Non male davvero, perché ormai è fatto certo che l’attuale appiattimento stilistico dell’elettronica deriva per l’80% dalla mancanza pressoché totale di alcuna nozione sull’arte della composizione e dell’arrangiamento da parte dell’oceanica folla di producer presenti sul mercato.
Weber ha perseguito una vera e propria ricerca d’identità, impegnandosi nell’intento di far quadrare il cerchio nella vastità illimitata di questo mondo che ha cominciato a scoprire pian piano.

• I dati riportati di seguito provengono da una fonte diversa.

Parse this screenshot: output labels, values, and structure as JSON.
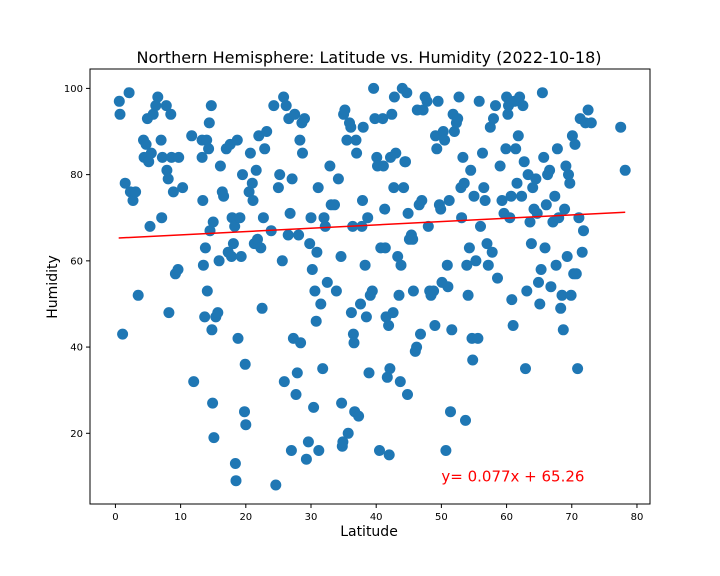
{
  "chart_data": {
    "type": "scatter",
    "title": "Northern Hemisphere: Latitude vs. Humidity (2022-10-18)",
    "xlabel": "Latitude",
    "ylabel": "Humidity",
    "xlim": [
      -3.9,
      82
    ],
    "ylim": [
      3.6,
      104.5
    ],
    "xticks": [
      0,
      10,
      20,
      30,
      40,
      50,
      60,
      70,
      80
    ],
    "yticks": [
      20,
      40,
      60,
      80,
      100
    ],
    "grid": false,
    "point_color": "#1f77b4",
    "regression": {
      "slope": 0.077,
      "intercept": 65.26,
      "x_range": [
        0.5,
        78.2
      ],
      "color": "#ff0000",
      "equation_label": "y= 0.077x + 65.26",
      "label_position": [
        50,
        10
      ]
    },
    "points": [
      [
        0.6,
        97
      ],
      [
        0.7,
        94
      ],
      [
        1.1,
        43
      ],
      [
        1.5,
        78
      ],
      [
        2.1,
        99
      ],
      [
        2.3,
        76
      ],
      [
        2.7,
        74
      ],
      [
        3.1,
        76
      ],
      [
        3.5,
        52
      ],
      [
        4.3,
        88
      ],
      [
        4.4,
        84
      ],
      [
        4.7,
        87
      ],
      [
        4.9,
        93
      ],
      [
        5.1,
        83
      ],
      [
        5.3,
        68
      ],
      [
        5.5,
        85
      ],
      [
        5.8,
        94
      ],
      [
        6.2,
        96
      ],
      [
        6.5,
        98
      ],
      [
        7.0,
        88
      ],
      [
        7.1,
        70
      ],
      [
        7.2,
        84
      ],
      [
        7.8,
        96
      ],
      [
        7.9,
        81
      ],
      [
        8.1,
        79
      ],
      [
        8.2,
        48
      ],
      [
        8.5,
        94
      ],
      [
        8.6,
        84
      ],
      [
        8.9,
        76
      ],
      [
        9.2,
        57
      ],
      [
        9.6,
        58
      ],
      [
        9.7,
        84
      ],
      [
        10.3,
        77
      ],
      [
        11.7,
        89
      ],
      [
        12.0,
        32
      ],
      [
        13.3,
        88
      ],
      [
        13.3,
        84
      ],
      [
        13.4,
        74
      ],
      [
        13.5,
        59
      ],
      [
        13.7,
        47
      ],
      [
        13.8,
        63
      ],
      [
        14.0,
        88
      ],
      [
        14.1,
        53
      ],
      [
        14.3,
        86
      ],
      [
        14.4,
        92
      ],
      [
        14.5,
        67
      ],
      [
        14.7,
        96
      ],
      [
        14.8,
        44
      ],
      [
        14.9,
        27
      ],
      [
        15.0,
        69
      ],
      [
        15.1,
        19
      ],
      [
        15.4,
        47
      ],
      [
        15.7,
        48
      ],
      [
        15.9,
        60
      ],
      [
        16.1,
        82
      ],
      [
        16.4,
        76
      ],
      [
        16.6,
        75
      ],
      [
        17.0,
        86
      ],
      [
        17.3,
        62
      ],
      [
        17.6,
        87
      ],
      [
        17.8,
        61
      ],
      [
        17.9,
        70
      ],
      [
        18.1,
        64
      ],
      [
        18.3,
        68
      ],
      [
        18.4,
        13
      ],
      [
        18.5,
        9
      ],
      [
        18.7,
        88
      ],
      [
        18.8,
        42
      ],
      [
        19.1,
        70
      ],
      [
        19.3,
        61
      ],
      [
        19.5,
        80
      ],
      [
        19.8,
        25
      ],
      [
        19.9,
        36
      ],
      [
        20.0,
        22
      ],
      [
        20.5,
        76
      ],
      [
        20.7,
        85
      ],
      [
        21.0,
        78
      ],
      [
        21.1,
        74
      ],
      [
        21.3,
        64
      ],
      [
        21.6,
        81
      ],
      [
        21.8,
        65
      ],
      [
        22.0,
        89
      ],
      [
        22.3,
        63
      ],
      [
        22.5,
        49
      ],
      [
        22.7,
        70
      ],
      [
        22.9,
        86
      ],
      [
        23.2,
        90
      ],
      [
        23.9,
        67
      ],
      [
        24.3,
        96
      ],
      [
        24.6,
        8
      ],
      [
        25.0,
        77
      ],
      [
        25.2,
        80
      ],
      [
        25.6,
        60
      ],
      [
        25.8,
        98
      ],
      [
        25.9,
        32
      ],
      [
        26.2,
        96
      ],
      [
        26.5,
        66
      ],
      [
        26.6,
        93
      ],
      [
        26.8,
        71
      ],
      [
        27.0,
        16
      ],
      [
        27.1,
        79
      ],
      [
        27.3,
        42
      ],
      [
        27.5,
        94
      ],
      [
        27.7,
        29
      ],
      [
        27.9,
        34
      ],
      [
        28.1,
        66
      ],
      [
        28.3,
        88
      ],
      [
        28.4,
        41
      ],
      [
        28.6,
        92
      ],
      [
        28.7,
        85
      ],
      [
        29.0,
        93
      ],
      [
        29.3,
        14
      ],
      [
        29.6,
        18
      ],
      [
        29.8,
        64
      ],
      [
        30.0,
        70
      ],
      [
        30.2,
        58
      ],
      [
        30.4,
        26
      ],
      [
        30.6,
        53
      ],
      [
        30.8,
        46
      ],
      [
        30.9,
        62
      ],
      [
        31.1,
        77
      ],
      [
        31.2,
        16
      ],
      [
        31.5,
        50
      ],
      [
        31.8,
        35
      ],
      [
        32.0,
        70
      ],
      [
        32.2,
        68
      ],
      [
        32.5,
        55
      ],
      [
        32.9,
        82
      ],
      [
        33.1,
        73
      ],
      [
        33.6,
        73
      ],
      [
        33.9,
        53
      ],
      [
        34.2,
        79
      ],
      [
        34.6,
        61
      ],
      [
        34.7,
        27
      ],
      [
        34.8,
        17
      ],
      [
        34.9,
        18
      ],
      [
        35.0,
        94
      ],
      [
        35.2,
        95
      ],
      [
        35.5,
        88
      ],
      [
        35.7,
        20
      ],
      [
        35.9,
        92
      ],
      [
        36.1,
        91
      ],
      [
        36.2,
        48
      ],
      [
        36.4,
        68
      ],
      [
        36.5,
        43
      ],
      [
        36.6,
        41
      ],
      [
        36.7,
        25
      ],
      [
        36.9,
        88
      ],
      [
        37.0,
        85
      ],
      [
        37.3,
        24
      ],
      [
        37.6,
        50
      ],
      [
        37.8,
        68
      ],
      [
        37.9,
        74
      ],
      [
        38.0,
        91
      ],
      [
        38.3,
        59
      ],
      [
        38.5,
        47
      ],
      [
        38.7,
        70
      ],
      [
        38.9,
        34
      ],
      [
        39.1,
        52
      ],
      [
        39.4,
        53
      ],
      [
        39.6,
        100
      ],
      [
        39.8,
        93
      ],
      [
        40.1,
        84
      ],
      [
        40.2,
        82
      ],
      [
        40.5,
        16
      ],
      [
        40.7,
        63
      ],
      [
        41.0,
        93
      ],
      [
        41.1,
        82
      ],
      [
        41.3,
        72
      ],
      [
        41.4,
        63
      ],
      [
        41.5,
        47
      ],
      [
        41.7,
        33
      ],
      [
        41.9,
        45
      ],
      [
        42.0,
        15
      ],
      [
        42.1,
        35
      ],
      [
        42.2,
        84
      ],
      [
        42.4,
        94
      ],
      [
        42.6,
        48
      ],
      [
        42.7,
        77
      ],
      [
        42.8,
        98
      ],
      [
        43.0,
        85
      ],
      [
        43.3,
        61
      ],
      [
        43.5,
        52
      ],
      [
        43.7,
        32
      ],
      [
        43.8,
        59
      ],
      [
        44.0,
        100
      ],
      [
        44.2,
        77
      ],
      [
        44.4,
        83
      ],
      [
        44.5,
        83
      ],
      [
        44.7,
        99
      ],
      [
        44.8,
        29
      ],
      [
        44.9,
        71
      ],
      [
        45.1,
        65
      ],
      [
        45.4,
        66
      ],
      [
        45.6,
        65
      ],
      [
        45.7,
        53
      ],
      [
        46.0,
        39
      ],
      [
        46.2,
        40
      ],
      [
        46.3,
        95
      ],
      [
        46.6,
        73
      ],
      [
        46.8,
        43
      ],
      [
        47.0,
        74
      ],
      [
        47.2,
        95
      ],
      [
        47.5,
        98
      ],
      [
        47.8,
        97
      ],
      [
        48.0,
        68
      ],
      [
        48.2,
        53
      ],
      [
        48.4,
        52
      ],
      [
        48.8,
        53
      ],
      [
        49.0,
        45
      ],
      [
        49.1,
        89
      ],
      [
        49.3,
        86
      ],
      [
        49.5,
        97
      ],
      [
        49.7,
        73
      ],
      [
        49.9,
        72
      ],
      [
        50.1,
        55
      ],
      [
        50.3,
        90
      ],
      [
        50.5,
        88
      ],
      [
        50.7,
        16
      ],
      [
        50.9,
        59
      ],
      [
        51.0,
        54
      ],
      [
        51.2,
        74
      ],
      [
        51.4,
        25
      ],
      [
        51.6,
        44
      ],
      [
        51.8,
        94
      ],
      [
        52.0,
        90
      ],
      [
        52.3,
        92
      ],
      [
        52.5,
        93
      ],
      [
        52.7,
        98
      ],
      [
        53.0,
        77
      ],
      [
        53.1,
        70
      ],
      [
        53.3,
        84
      ],
      [
        53.5,
        78
      ],
      [
        53.7,
        23
      ],
      [
        53.9,
        59
      ],
      [
        54.1,
        52
      ],
      [
        54.3,
        63
      ],
      [
        54.5,
        81
      ],
      [
        54.7,
        42
      ],
      [
        54.8,
        37
      ],
      [
        55.0,
        75
      ],
      [
        55.3,
        60
      ],
      [
        55.6,
        42
      ],
      [
        55.8,
        97
      ],
      [
        56.0,
        68
      ],
      [
        56.3,
        85
      ],
      [
        56.5,
        77
      ],
      [
        56.7,
        74
      ],
      [
        57.0,
        64
      ],
      [
        57.2,
        59
      ],
      [
        57.5,
        91
      ],
      [
        57.8,
        62
      ],
      [
        58.0,
        93
      ],
      [
        58.3,
        96
      ],
      [
        58.6,
        56
      ],
      [
        59.0,
        82
      ],
      [
        59.3,
        74
      ],
      [
        59.6,
        71
      ],
      [
        59.9,
        86
      ],
      [
        60.0,
        98
      ],
      [
        60.2,
        94
      ],
      [
        60.3,
        96
      ],
      [
        60.5,
        70
      ],
      [
        60.7,
        75
      ],
      [
        60.8,
        51
      ],
      [
        61.0,
        45
      ],
      [
        61.2,
        97
      ],
      [
        61.4,
        86
      ],
      [
        61.6,
        78
      ],
      [
        61.8,
        89
      ],
      [
        62.0,
        98
      ],
      [
        62.3,
        75
      ],
      [
        62.5,
        96
      ],
      [
        62.7,
        83
      ],
      [
        62.9,
        35
      ],
      [
        63.1,
        53
      ],
      [
        63.3,
        80
      ],
      [
        63.6,
        69
      ],
      [
        63.8,
        64
      ],
      [
        64.0,
        77
      ],
      [
        64.2,
        72
      ],
      [
        64.5,
        79
      ],
      [
        64.7,
        71
      ],
      [
        64.9,
        55
      ],
      [
        65.1,
        50
      ],
      [
        65.3,
        58
      ],
      [
        65.5,
        99
      ],
      [
        65.7,
        84
      ],
      [
        65.9,
        63
      ],
      [
        66.1,
        73
      ],
      [
        66.3,
        80
      ],
      [
        66.6,
        81
      ],
      [
        66.8,
        54
      ],
      [
        67.1,
        69
      ],
      [
        67.4,
        75
      ],
      [
        67.6,
        59
      ],
      [
        67.8,
        86
      ],
      [
        68.0,
        70
      ],
      [
        68.3,
        49
      ],
      [
        68.5,
        52
      ],
      [
        68.7,
        44
      ],
      [
        68.9,
        72
      ],
      [
        69.1,
        82
      ],
      [
        69.3,
        61
      ],
      [
        69.5,
        80
      ],
      [
        69.7,
        78
      ],
      [
        69.9,
        52
      ],
      [
        70.1,
        89
      ],
      [
        70.3,
        57
      ],
      [
        70.5,
        87
      ],
      [
        70.7,
        57
      ],
      [
        70.9,
        35
      ],
      [
        71.1,
        70
      ],
      [
        71.3,
        93
      ],
      [
        71.6,
        62
      ],
      [
        71.8,
        67
      ],
      [
        72.1,
        92
      ],
      [
        72.5,
        95
      ],
      [
        73.0,
        92
      ],
      [
        77.5,
        91
      ],
      [
        78.2,
        81
      ]
    ]
  }
}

Fondamentale fu la pubblicazione, sotto pseudonimo “Glühen 4”, dal titolo “Das Schweigen der Sirenen”, edita dalla validissima “Dial”, che sempre ha creduto nelle sue doti. Fondamentale, perché l’album suonò veramente brutto, e servì a distogliere completamente il giovane Hendrik dalla sana voglia di sperimentazione che lo pervadeva, curioso com’era di cimentarsi in un ibrido abstract noise che sfortunatamente non ebbe nulla da raccontare.
Però la strada andava ormai delineandosi: una spiccata propensione alle ritmiche dance (ampiamente certificata in precedenti uscite come “Diamond Daze” o “Lichten/Walden” ), un sano background rock e un’eccentrica voglia di sperimentare.

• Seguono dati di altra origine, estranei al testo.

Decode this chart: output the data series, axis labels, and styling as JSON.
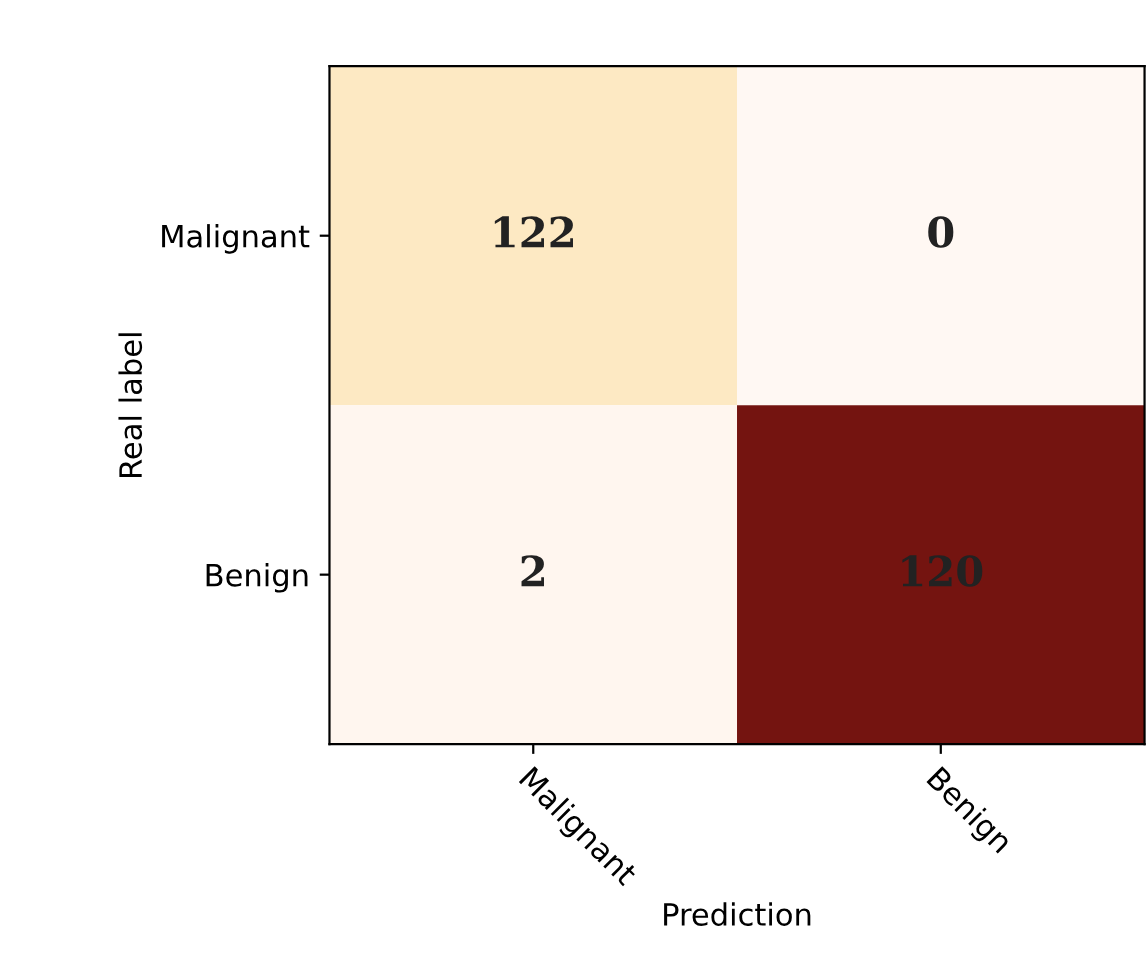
{
  "chart_data": {
    "type": "heatmap",
    "xlabel": "Prediction",
    "ylabel": "Real label",
    "categories": [
      "Malignant",
      "Benign"
    ],
    "y_categories": [
      "Malignant",
      "Benign"
    ],
    "cells": [
      [
        122,
        0
      ],
      [
        2,
        120
      ]
    ],
    "colors": [
      [
        "#fde9c3",
        "#fff8f3"
      ],
      [
        "#fff6ef",
        "#741410"
      ]
    ],
    "data_labels": true
  }
}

Cos’è allora “This Bliss”?
“This Bliss” è il risultato, che per ora chiameremo fortunato (aspettando con ansia i suoi prossimi lavori) della costanza di un ragazzo che ha molto da dire. E’ un disco che suona techno nel senso più classico del termine, e che fa emozionare come solo la techno sa fare. E’ il disco dei ricordi, di quella nostalgia che si può avere pensando a un vecchio “LFO” o a un’ispiratissimo Carl Craig, come potrebbe essere “Landcruising”.

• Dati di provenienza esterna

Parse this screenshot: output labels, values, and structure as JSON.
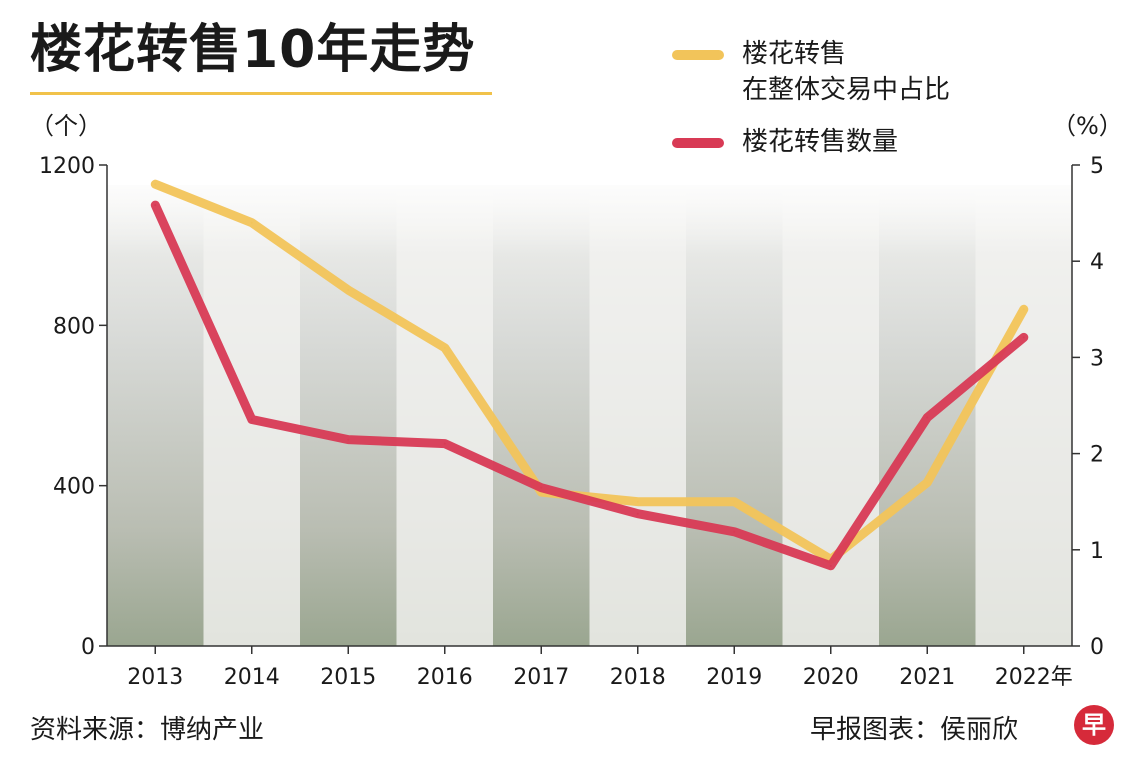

Ma, attenzione, non vi vedremo cadere in un banale come eravamo, Pantha du Prince conosce lo stato dell’arte della musica dance moderna, e non è nel suo interesse cadere nel baratro dei revival. Ve ne accorgerete già dalla superba traccia d’apertura, “Asha”, che intona la sua melodia su un covo di lucenti echi dub, innalzati al cielo da dolci riverberi metallici. Con la successiva “Saturn Strobe” potreste aver bisogno dei fresh n’clean per asciugarvi le lacrime, e avrete già piena cognizione di trovarvi di fronte a un gran disco, aggiungendo l’aggettivo epico quando vi troverete a descriverne la melodia ai vostri amici.
“Walden2” è un’esposizione sonora di 10 minuti accompagnati da un tintinnio armonioso di campanelli e da una pianola suonata con lo stomaco in vibrare, lasciando poi spazio al primo mezzo passo falso del disco, ovvero “Moonstruck”. Non che sia una traccia priva di qualità o mal congegnata, ma di certo, con i suoi riff crudi e ruvidi, vi farà uscire controvoglia da quel binario sonoro fin’ora assaporato.
A dire il vero, per trovarci di nuovo di fronte a qualcosa di veramente interessante, bisogna aspettare la traccia numero 8, “Florac”, dove il nostro sembra quasi “Green Velvet” che suona l’organo in una chiesa presbiteriana di Chicago. “Steiner im Flug” è l’ultima fatica degna di nota, un saluto quasi dispiaciuto, che suona romantico a cavallo di quella cassa che molto ha preso da tanta deep-house americana.
In definitiva, la sensazione è che un Lp o un mini-album ci avrebbe visti piangere, seduti di fronte alla nostra collezione di dischi, buttando lo sguardo qua e là, tra quelle copertine che da sole ci accendono il fuoco dentro, senza dover pensare a quell’assurdo riempimento che a fatica ci tira fuori la sufficienza. Ma quello che c’è di buono, vale da solo l’acquisto.